Von Laporta ist überliefert, nach welchem Muster er seine Trainerentscheidungen zu treffen pflegt: Entweder soll es der Beste aus dem eigenen Verein sein oder der Beste auf dem Markt. So stellte er sein Präsidium 2008 vor die Wahl zwischen Josep Guardiola (damals Trainer der zweiten Mannschaft) und José Mourinho (damals ohne Job). Was folgte, ist bekannt, Guardiola avancierte zum Architekten von Barças bester Ära.

Durch Xavis Verbleib im FC Barcelona verliert das kontinentale Trainerkarussell stark an Umdrehungen

Die Erwartung, dass sich die Geschichte mit dem damaligen Spielgestalter Xavi wiederholen könnte, blieb bisher unerfüllt; nicht zuletzt seine Unbeherrschtheit am Seitenrand mit häufigen Platzverweisen kennzeichnet ihn noch als lernbedürftigen Novizen.

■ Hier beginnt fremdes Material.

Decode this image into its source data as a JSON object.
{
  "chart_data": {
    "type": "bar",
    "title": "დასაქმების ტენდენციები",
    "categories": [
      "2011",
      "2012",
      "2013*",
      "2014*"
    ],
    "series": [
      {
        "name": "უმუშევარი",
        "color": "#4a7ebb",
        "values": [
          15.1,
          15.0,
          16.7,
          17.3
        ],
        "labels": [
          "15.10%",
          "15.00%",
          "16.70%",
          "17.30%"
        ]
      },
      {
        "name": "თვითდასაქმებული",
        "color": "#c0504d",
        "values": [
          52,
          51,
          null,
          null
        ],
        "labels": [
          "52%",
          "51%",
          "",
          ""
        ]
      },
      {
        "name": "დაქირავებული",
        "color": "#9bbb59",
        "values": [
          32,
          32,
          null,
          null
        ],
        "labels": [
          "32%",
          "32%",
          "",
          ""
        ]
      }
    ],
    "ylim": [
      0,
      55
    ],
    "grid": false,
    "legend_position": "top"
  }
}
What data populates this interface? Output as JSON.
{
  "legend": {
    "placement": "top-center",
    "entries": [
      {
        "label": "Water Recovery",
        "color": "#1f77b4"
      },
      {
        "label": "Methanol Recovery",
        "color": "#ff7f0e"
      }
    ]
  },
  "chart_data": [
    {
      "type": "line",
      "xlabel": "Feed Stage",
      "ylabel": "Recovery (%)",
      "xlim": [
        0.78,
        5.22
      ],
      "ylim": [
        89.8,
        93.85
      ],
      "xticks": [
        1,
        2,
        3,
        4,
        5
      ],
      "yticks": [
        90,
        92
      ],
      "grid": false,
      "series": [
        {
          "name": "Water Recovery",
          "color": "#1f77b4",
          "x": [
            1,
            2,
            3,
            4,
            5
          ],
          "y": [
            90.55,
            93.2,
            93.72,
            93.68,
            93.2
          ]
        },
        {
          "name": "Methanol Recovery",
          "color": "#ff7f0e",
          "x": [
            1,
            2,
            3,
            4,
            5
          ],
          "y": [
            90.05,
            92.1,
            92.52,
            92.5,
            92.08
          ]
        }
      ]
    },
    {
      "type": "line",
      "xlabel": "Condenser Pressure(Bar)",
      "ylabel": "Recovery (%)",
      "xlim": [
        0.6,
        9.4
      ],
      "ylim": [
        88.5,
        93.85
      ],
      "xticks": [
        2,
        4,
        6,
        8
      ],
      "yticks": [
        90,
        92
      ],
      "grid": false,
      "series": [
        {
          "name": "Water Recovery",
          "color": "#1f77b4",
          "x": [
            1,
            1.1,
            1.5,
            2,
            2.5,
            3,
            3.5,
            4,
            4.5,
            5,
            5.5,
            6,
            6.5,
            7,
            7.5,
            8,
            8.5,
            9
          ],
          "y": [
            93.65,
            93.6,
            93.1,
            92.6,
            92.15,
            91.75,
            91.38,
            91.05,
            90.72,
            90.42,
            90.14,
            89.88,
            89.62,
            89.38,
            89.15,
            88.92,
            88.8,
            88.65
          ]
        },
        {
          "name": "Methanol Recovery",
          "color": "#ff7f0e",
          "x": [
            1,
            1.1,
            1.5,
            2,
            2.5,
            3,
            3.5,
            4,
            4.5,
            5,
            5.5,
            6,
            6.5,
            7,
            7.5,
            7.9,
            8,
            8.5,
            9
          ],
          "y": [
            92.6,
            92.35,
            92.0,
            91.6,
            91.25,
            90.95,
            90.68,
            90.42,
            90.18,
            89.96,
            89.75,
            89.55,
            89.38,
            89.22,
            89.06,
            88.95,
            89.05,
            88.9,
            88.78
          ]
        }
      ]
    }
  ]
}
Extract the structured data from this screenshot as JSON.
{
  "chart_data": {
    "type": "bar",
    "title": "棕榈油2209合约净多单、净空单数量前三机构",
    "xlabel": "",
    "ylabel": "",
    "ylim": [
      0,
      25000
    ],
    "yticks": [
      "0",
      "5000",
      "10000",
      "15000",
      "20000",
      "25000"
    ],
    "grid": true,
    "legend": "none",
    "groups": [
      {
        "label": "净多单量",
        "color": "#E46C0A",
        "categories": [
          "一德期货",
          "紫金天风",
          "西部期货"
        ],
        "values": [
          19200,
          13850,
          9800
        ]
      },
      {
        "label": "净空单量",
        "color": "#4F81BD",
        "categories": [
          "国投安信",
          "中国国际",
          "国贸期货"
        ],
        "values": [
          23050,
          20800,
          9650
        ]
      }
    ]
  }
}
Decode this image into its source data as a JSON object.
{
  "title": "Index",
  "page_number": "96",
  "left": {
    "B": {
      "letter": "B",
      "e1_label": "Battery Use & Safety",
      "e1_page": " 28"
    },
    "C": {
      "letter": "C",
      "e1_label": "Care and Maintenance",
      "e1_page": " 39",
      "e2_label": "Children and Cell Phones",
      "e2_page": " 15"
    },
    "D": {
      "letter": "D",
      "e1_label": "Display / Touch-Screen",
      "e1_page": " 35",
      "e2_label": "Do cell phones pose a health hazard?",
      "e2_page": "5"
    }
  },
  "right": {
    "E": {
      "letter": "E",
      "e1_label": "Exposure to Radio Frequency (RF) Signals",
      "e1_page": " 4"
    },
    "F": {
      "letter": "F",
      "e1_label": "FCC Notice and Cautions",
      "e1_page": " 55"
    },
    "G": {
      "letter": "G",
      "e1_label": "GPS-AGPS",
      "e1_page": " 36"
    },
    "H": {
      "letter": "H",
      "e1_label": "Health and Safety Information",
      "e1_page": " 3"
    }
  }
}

Doch mit der gewonnenen Meisterschaft der Vorsaison und der Integration von jungen Eigengewächsen wie Gavi, Fermin López, Lamine Yamal oder zuletzt Pau Cubarsí hat er zumindest genügend Meriten erworben, um weiterhin das hauseigene Ranking anzuführen.

Der Beste auf dem Markt – und zumal der deutschen Schule – wiederum ist zwar bald arbeitslos, aber noch nicht verfügbar: Jürgen Klopp will nach seinem bevorstehenden Abschied in Liverpool erst einmal ein Sabbatical einlegen. Er wird das auf Mallorca tun, wo er gerade ein prächtiges Haus renoviert hat.

Es könnte sich also lohnen, erst einmal darauf zu warten, wie es ihm in der Ruhepause so ergeht, denn der charismatische Team-Builder Klopp dürfte als Idealbesetzung gelten, sollte er nach Dortmund und Liverpool den nächsten Traditionsklub wachküssen wollen. Zudem wohnt er nicht weit von Palmas Flughafen; die Reise von dort nach Barcelona dauert gerade einmal eine halbe Stunde.

Doch das ist höchstens Zukunftsmusik, wenn überhaupt. In der Gegenwart verliert das kontinentale Trainerkarussell durch Xavis Verbleib stark an Umdrehungen. Da der FC Bayern kurz vor dem Vertragsabschluss mit Österreichs Nationaltrainer Ralf Rangnick zu stehen scheint, nimmt das Tableau bereit sehr konkrete Formen an: Von den europäischen Spitzenklubs wäre dann nur noch Liverpool ohne vertraglich gebundenen Übungsleiter für nächste Saison.